SouthernCarolina gala toasts industry and education connections

What was seemed like a gala gathering at the USC-Salkehatchie campus May 12 had a serious message for attendees to digest with their buffet - the need for an educated workforce.

The event was the annual regional celebration of SouthernCarolina Alliance, a regional development collaboration among Barnwell, Allendale, Bamberg and Hampton counties. Attendees were a mix of politicians, county administrators, economic development leaders, industry representatives and educators who were treated to a gourmet meal of heavy hors d'oeuvres. But the message of the evening was much more than piecemeal for South Carolina to survive, education is necessary.

"How go the towns and counties so goes South Carolina," said Harris Pastides, president of the University of South Carolina and the main speaker for the evening.

"The economy will turn around. Now is the time to really get ahead," he said. "Now is the time to invest in infrastructure and an educated workforce."

"We can work on the environment of the 5 R's - research, residential, restaurants, retail and recreation," he said.

Pastides called USC-Salkehatchie in Allendale "one of the brightest stars in the constellation of the University of South Carolina's satellite campuses" and urged the need to support them.

"There's no way that USC-Salkehatchie can close," he said. "People are not going to just go somewhere else. To do so would be closing opportunity." Even if the campus was closed (which has been proposed repeatedly by Gov. Mark Sanford), the savings would only represent a fraction of the entire USC budget, he said.

Pastides noted that only 23 percent of South Carolina adults have a higher education degree. "We have got to do something about it. And you can't do it by closing this campus."

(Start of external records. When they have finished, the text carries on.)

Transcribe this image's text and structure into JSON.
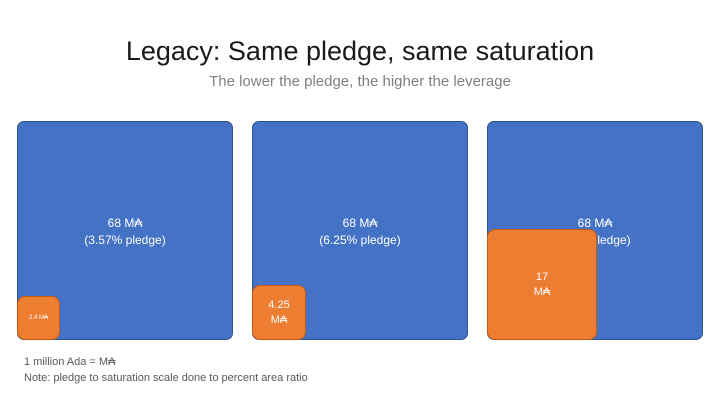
{
  "title": "Legacy: Same pledge, same saturation",
  "subtitle": "The lower the pledge, the higher the leverage",
  "pools": [
    {
      "saturation_label": "68 M₳",
      "pledge_percent_label": "(3.57% pledge)",
      "pledge_label": "2.4 M₳",
      "pledge_value": 2.4,
      "saturation_value": 68
    },
    {
      "saturation_label": "68 M₳",
      "pledge_percent_label": "(6.25% pledge)",
      "pledge_label_line1": "4.25",
      "pledge_label_line2": "M₳",
      "pledge_value": 4.25,
      "saturation_value": 68
    },
    {
      "saturation_label": "68 M₳",
      "pledge_percent_label": "(25% pledge)",
      "pledge_label_line1": "17",
      "pledge_label_line2": "M₳",
      "pledge_value": 17,
      "saturation_value": 68
    }
  ],
  "footnotes": {
    "unit": "1 million Ada = M₳",
    "note": "Note: pledge to saturation scale done to percent area ratio"
  },
  "colors": {
    "saturation": "#4472c4",
    "pledge": "#ed7d31"
  }
}
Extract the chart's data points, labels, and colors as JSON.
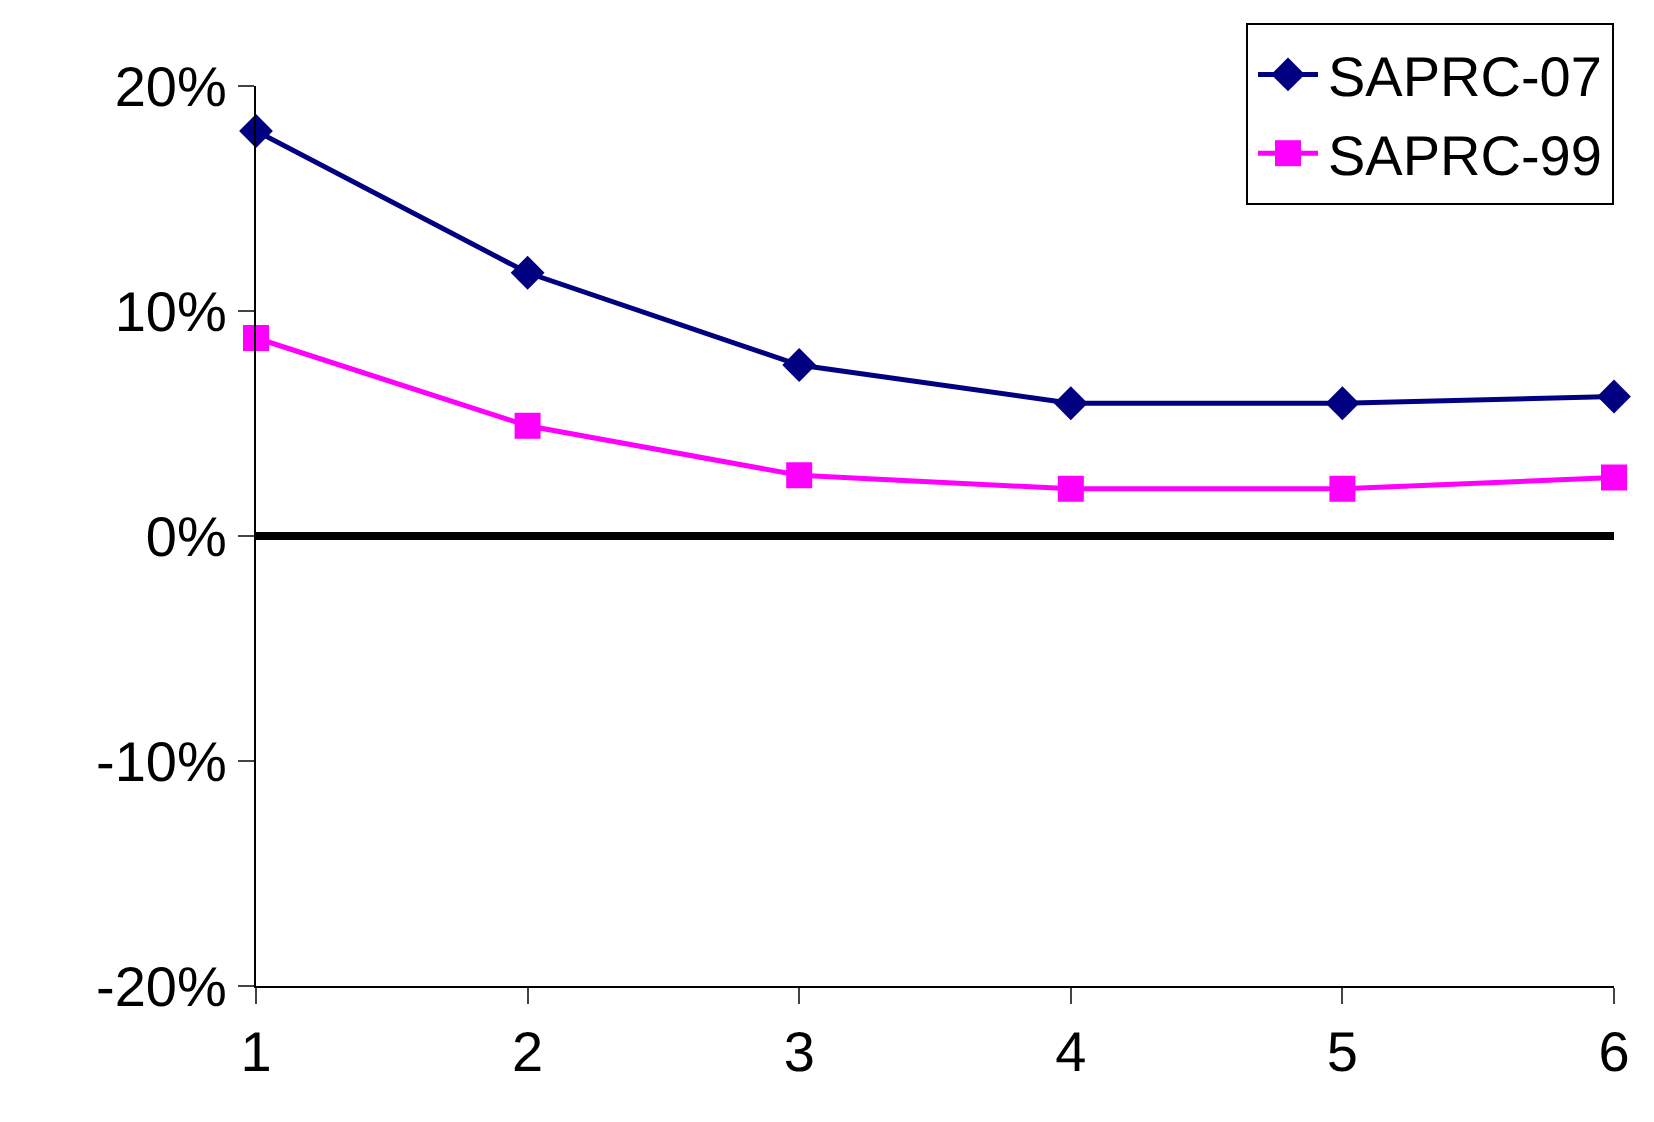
{
  "chart_data": {
    "type": "line",
    "x": [
      1,
      2,
      3,
      4,
      5,
      6
    ],
    "series": [
      {
        "name": "SAPRC-07",
        "color": "#000080",
        "marker": "diamond",
        "values": [
          18.0,
          11.7,
          7.6,
          5.9,
          5.9,
          6.2
        ]
      },
      {
        "name": "SAPRC-99",
        "color": "#ff00ff",
        "marker": "square",
        "values": [
          8.8,
          4.9,
          2.7,
          2.1,
          2.1,
          2.6
        ]
      }
    ],
    "xlim": [
      1,
      6
    ],
    "xticks": [
      1,
      2,
      3,
      4,
      5,
      6
    ],
    "ylim": [
      -20,
      20
    ],
    "yticks": [
      {
        "value": -20,
        "label": "-20%"
      },
      {
        "value": -10,
        "label": "-10%"
      },
      {
        "value": 0,
        "label": "0%"
      },
      {
        "value": 10,
        "label": "10%"
      },
      {
        "value": 20,
        "label": "20%"
      }
    ],
    "ref_lines": [
      {
        "axis": "y",
        "value": 0,
        "color": "#000000"
      }
    ],
    "grid": false,
    "legend": "top right",
    "line_style": "solid"
  }
}
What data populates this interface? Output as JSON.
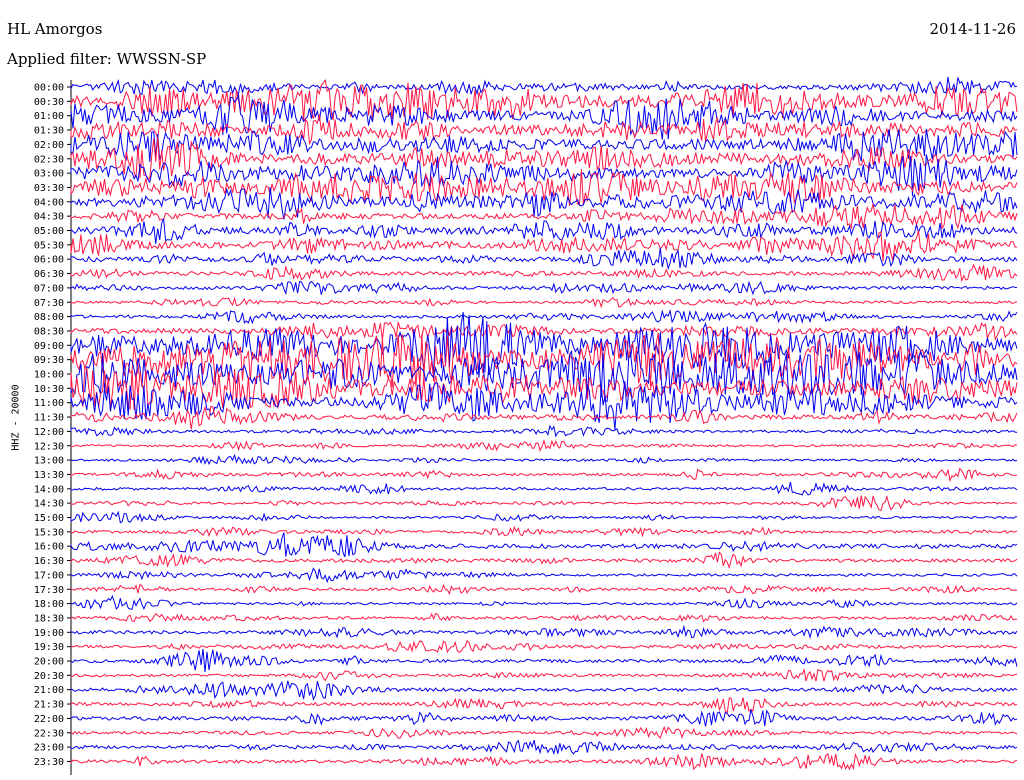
{
  "header": {
    "station": "HL Amorgos",
    "date": "2014-11-26",
    "filter": "Applied filter: WWSSN-SP"
  },
  "axis": {
    "ylabel": "HHZ - 20000"
  },
  "colors": {
    "trace_a": "#0000ee",
    "trace_b": "#ff1744",
    "axis": "#000000",
    "background": "#ffffff"
  },
  "chart_data": {
    "type": "line",
    "title": "HL Amorgos",
    "subtitle": "Applied filter: WWSSN-SP",
    "ylabel": "HHZ - 20000",
    "xlabel": "",
    "grid": false,
    "legend": "none",
    "row_interval_minutes": 30,
    "trace_colors": [
      "#0000ee",
      "#ff1744"
    ],
    "rows": [
      {
        "label": "00:00",
        "activity": 0.5
      },
      {
        "label": "00:30",
        "activity": 0.85
      },
      {
        "label": "01:00",
        "activity": 0.75
      },
      {
        "label": "01:30",
        "activity": 0.8
      },
      {
        "label": "02:00",
        "activity": 0.8
      },
      {
        "label": "02:30",
        "activity": 0.7
      },
      {
        "label": "03:00",
        "activity": 0.75
      },
      {
        "label": "03:30",
        "activity": 0.85
      },
      {
        "label": "04:00",
        "activity": 0.7
      },
      {
        "label": "04:30",
        "activity": 0.55
      },
      {
        "label": "05:00",
        "activity": 0.6
      },
      {
        "label": "05:30",
        "activity": 0.6
      },
      {
        "label": "06:00",
        "activity": 0.5
      },
      {
        "label": "06:30",
        "activity": 0.4
      },
      {
        "label": "07:00",
        "activity": 0.35
      },
      {
        "label": "07:30",
        "activity": 0.3
      },
      {
        "label": "08:00",
        "activity": 0.35
      },
      {
        "label": "08:30",
        "activity": 0.5
      },
      {
        "label": "09:00",
        "activity": 0.95
      },
      {
        "label": "09:30",
        "activity": 1.0
      },
      {
        "label": "10:00",
        "activity": 1.0
      },
      {
        "label": "10:30",
        "activity": 0.95
      },
      {
        "label": "11:00",
        "activity": 0.85
      },
      {
        "label": "11:30",
        "activity": 0.45
      },
      {
        "label": "12:00",
        "activity": 0.3
      },
      {
        "label": "12:30",
        "activity": 0.25
      },
      {
        "label": "13:00",
        "activity": 0.25
      },
      {
        "label": "13:30",
        "activity": 0.3
      },
      {
        "label": "14:00",
        "activity": 0.3
      },
      {
        "label": "14:30",
        "activity": 0.25
      },
      {
        "label": "15:00",
        "activity": 0.25
      },
      {
        "label": "15:30",
        "activity": 0.3
      },
      {
        "label": "16:00",
        "activity": 0.45
      },
      {
        "label": "16:30",
        "activity": 0.35
      },
      {
        "label": "17:00",
        "activity": 0.3
      },
      {
        "label": "17:30",
        "activity": 0.3
      },
      {
        "label": "18:00",
        "activity": 0.25
      },
      {
        "label": "18:30",
        "activity": 0.3
      },
      {
        "label": "19:00",
        "activity": 0.35
      },
      {
        "label": "19:30",
        "activity": 0.35
      },
      {
        "label": "20:00",
        "activity": 0.35
      },
      {
        "label": "20:30",
        "activity": 0.3
      },
      {
        "label": "21:00",
        "activity": 0.35
      },
      {
        "label": "21:30",
        "activity": 0.35
      },
      {
        "label": "22:00",
        "activity": 0.4
      },
      {
        "label": "22:30",
        "activity": 0.3
      },
      {
        "label": "23:00",
        "activity": 0.35
      },
      {
        "label": "23:30",
        "activity": 0.35
      }
    ]
  }
}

He urged those present to "forge ahead for public-private partnerships to bring the ‘knowledgy' industry to South Carolina."

"South Carolina can be the new energy economy," he said, with the focus locally on the hydrogen and nuclear industries.

"There is a link between education and economic development," said Pastides. "There is no greater sign than bringing people to a higher education."

With local access to Salkehatchie, Pastides said residents have access, by extension, to all seven of the university's campuses.

"Consider the university to be an asset to all of you," he said, and encouraged everyone to be advocates for Salkehatchie.

Another speaker echoed Pastides' sentiments.

Miles Loadholt of Barnwell, who is also chairman of the board of trustees for USC, said, "This university is a major economic driving force for this state." Loadholt led the search committee to find Pastides, who was named USC's president July 11, 2008.

Danny Black, president of SouthernCarolina Alliance, called 2008 "a challenging year" which saw several plant closings in the area.

"What can we do to counter this national trend? What we can do is to have the ability to change workforce development. We must have a highly trained workforce to be successful," he said.

He said workforce development partnerships among the university, technical colleges, workforce agencies, industry allies and area governments are creating programs to provide local people with the skills needed to attract and keep viable industries.

He said those efforts are being coupled with aggressive marketing worldwide to bring jobs to the four-county area.

Dr. Ann Carmichael, Dean of USC-Salkehatchie, spoke to both the national job trend as well as Salk's survival. "Adversity does create unity," she said. "I think we will not only survive, but we will also thrive."